No amount of cheerful activity from a big, lively city could dispel the somberness of that building. I went outside and, as though I had escaped from a prison cell, strode to the street that I’d heard led to the small city center, hoping to vanish into the bustle. After a while I asked an old man the way to downtown, and he answered me in English.

“You are downtown.” I looked around and saw a few shops, all of them closed. Yes, I had seen other dreary places in my life, but never anything quite as dreary as a Dutch town. You feel as if time has long stood still. Through the windows you see elderly, solitary people sitting under soft, elderly light, and at their feet an elderly dog. Solitude more solitary than all solitude. Only the gas heaters and the furnaces give off warmth; don’t expect an ounce of warmth from a face. I walked from the town center to the sea. There, I watched the waves. Ah, I believe that whoever understands the sea never needs a psychiatrist.

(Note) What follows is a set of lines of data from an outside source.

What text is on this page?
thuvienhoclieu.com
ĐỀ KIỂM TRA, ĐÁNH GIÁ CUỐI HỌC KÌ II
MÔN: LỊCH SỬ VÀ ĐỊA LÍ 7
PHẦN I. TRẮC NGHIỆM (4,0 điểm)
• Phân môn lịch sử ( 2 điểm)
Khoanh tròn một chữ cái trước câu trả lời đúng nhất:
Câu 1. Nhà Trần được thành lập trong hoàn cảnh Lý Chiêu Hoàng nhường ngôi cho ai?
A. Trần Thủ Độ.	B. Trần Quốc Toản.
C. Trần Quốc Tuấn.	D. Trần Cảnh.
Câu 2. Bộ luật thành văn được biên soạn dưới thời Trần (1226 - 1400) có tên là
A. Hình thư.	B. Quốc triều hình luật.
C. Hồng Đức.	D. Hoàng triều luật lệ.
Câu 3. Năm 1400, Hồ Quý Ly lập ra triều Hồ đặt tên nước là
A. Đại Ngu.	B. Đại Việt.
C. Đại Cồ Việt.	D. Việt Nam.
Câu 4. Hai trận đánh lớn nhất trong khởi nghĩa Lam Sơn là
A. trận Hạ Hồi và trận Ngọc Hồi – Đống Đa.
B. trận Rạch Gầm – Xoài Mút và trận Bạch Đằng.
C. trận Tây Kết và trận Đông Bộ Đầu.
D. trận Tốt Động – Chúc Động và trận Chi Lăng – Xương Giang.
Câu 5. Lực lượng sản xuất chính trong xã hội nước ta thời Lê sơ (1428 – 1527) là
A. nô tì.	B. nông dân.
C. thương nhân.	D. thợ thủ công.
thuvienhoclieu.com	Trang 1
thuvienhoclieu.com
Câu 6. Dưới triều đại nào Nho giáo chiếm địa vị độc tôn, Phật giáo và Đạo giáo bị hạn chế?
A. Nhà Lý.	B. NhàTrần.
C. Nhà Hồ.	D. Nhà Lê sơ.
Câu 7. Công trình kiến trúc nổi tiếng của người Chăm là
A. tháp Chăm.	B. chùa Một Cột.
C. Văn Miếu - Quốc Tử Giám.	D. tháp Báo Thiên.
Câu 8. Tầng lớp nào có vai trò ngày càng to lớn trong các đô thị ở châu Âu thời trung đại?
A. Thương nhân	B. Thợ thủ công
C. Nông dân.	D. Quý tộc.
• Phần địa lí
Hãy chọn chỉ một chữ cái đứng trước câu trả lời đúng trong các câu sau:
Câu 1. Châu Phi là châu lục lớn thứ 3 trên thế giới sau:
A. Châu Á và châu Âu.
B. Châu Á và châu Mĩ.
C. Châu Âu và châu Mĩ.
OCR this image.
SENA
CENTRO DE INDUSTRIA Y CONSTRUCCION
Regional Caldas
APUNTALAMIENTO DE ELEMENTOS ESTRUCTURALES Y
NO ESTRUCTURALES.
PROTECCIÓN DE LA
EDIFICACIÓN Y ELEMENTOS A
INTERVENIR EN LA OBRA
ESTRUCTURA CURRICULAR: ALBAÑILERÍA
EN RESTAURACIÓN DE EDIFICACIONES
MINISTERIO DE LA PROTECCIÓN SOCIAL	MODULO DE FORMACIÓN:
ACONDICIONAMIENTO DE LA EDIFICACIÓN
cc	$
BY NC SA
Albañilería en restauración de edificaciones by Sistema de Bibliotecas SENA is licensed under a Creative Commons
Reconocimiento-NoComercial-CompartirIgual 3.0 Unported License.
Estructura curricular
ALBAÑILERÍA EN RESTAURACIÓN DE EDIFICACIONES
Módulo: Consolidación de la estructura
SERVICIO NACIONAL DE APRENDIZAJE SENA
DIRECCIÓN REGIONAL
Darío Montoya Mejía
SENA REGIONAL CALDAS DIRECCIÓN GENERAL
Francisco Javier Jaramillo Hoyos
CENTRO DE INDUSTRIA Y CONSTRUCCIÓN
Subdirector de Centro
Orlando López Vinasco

Those endless waves and the distant horizon. The sea is the only visible eternity on Earth. I breathed deeply. The sea air—washed for thousands of miles with blue, freedom, and sails—entered my lungs.

In wartime 1991, during the bombardment of Baghdad, when heaven and earth had become one great hell, I once watched a father try to convince his frightened child of about five that what he saw was really just fireworks. Instead of reassuring the child, he actually reassured me. In thorny situations, the way you look at things is sometimes the only chink through which you can escape from reality. Ever since that day, whenever I experience difficult situations I think of that father, of that trembling child, of the quaking ground and shattered windows, and in my mind I alter what is happening in my life at that moment. So there on the beach I shut my eyes, smelled the sea air, and changed the ASC into a free hostel. My breathing gradually returned to normal, and I felt better as I walked back to spend my first night in the ASC.

From that day on, whenever possible, I would go every day to sit at that very same spot on the beach.